Distribution of Words

In order to design the index files for a text search engine, it is helpful to have some information about the relationship between the number of words in some body of text and the amount of data. The graphs below present some data on this topic. The source data was a sample of articles from the Reuters News Service. The sample had just over 75 Megabytes comprising around 10.5 million words. The "words" were computed as whitespace-delimited strings of characters. Leading and trailing punctuation was removed (so that each word begins and ends with either a letter or a digit). "Words" that did not contain a letter were discarded. Thus, '4x4' and 'command.com' count as words, but '$100' does not. Upper case letters (A-Z) were changed to lower case (a-z), so that the words 'The' and 'the' were not counted as distinct words.

This is a graph of the number of bytes vs total number of words that appeared in the Reuters data. Notice that the increase is very close to linear. This is not surprising. In a well-edited corpus like Reuters data, the average number of characters per word can be expected to hold fairly constant.

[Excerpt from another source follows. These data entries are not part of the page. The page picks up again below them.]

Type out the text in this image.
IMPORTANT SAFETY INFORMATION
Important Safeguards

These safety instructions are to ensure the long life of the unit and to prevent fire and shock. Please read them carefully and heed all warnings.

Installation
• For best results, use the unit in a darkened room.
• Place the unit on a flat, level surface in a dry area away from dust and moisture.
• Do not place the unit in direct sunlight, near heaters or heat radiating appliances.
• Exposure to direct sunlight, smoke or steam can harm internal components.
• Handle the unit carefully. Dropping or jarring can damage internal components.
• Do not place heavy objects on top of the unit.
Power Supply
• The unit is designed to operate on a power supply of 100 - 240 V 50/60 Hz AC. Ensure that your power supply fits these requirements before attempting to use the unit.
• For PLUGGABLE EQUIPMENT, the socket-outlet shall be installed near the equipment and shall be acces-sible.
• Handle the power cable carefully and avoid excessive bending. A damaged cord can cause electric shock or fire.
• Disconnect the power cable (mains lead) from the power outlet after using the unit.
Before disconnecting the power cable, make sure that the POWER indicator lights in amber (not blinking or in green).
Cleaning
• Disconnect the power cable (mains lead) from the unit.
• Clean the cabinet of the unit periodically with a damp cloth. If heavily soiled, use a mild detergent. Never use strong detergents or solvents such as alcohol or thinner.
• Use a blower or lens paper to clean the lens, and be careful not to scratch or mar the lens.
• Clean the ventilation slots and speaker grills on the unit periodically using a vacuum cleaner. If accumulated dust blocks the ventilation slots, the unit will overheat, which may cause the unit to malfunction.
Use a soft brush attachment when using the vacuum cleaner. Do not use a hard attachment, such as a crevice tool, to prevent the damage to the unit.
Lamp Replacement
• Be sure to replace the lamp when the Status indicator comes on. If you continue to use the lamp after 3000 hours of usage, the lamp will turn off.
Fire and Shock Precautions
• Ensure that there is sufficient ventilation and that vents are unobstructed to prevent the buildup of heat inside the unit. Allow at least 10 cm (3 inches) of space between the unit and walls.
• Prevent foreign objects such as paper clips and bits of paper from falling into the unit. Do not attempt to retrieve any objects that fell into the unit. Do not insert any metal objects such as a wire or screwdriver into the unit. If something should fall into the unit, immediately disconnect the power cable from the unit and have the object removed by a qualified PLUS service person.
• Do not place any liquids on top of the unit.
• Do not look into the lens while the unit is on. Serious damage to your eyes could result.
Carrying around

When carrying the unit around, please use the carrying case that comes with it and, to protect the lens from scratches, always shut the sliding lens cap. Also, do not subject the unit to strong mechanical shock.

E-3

Graph of bytes vs total words

This is a graph of total words in the corpus vs the number of unique words. The same Reuters data was used here. Among the 10.5 million words, only about 79,000 words were distinct. For reference, there is also a plot of the function y = 25 * sqrt(x). Notice how similar the two curves are. There is nothing special about the number 25. It was chosen to provide a close fit for this data. For other data sets, other numbers may provide a better fit.

Graph of total words vs unique words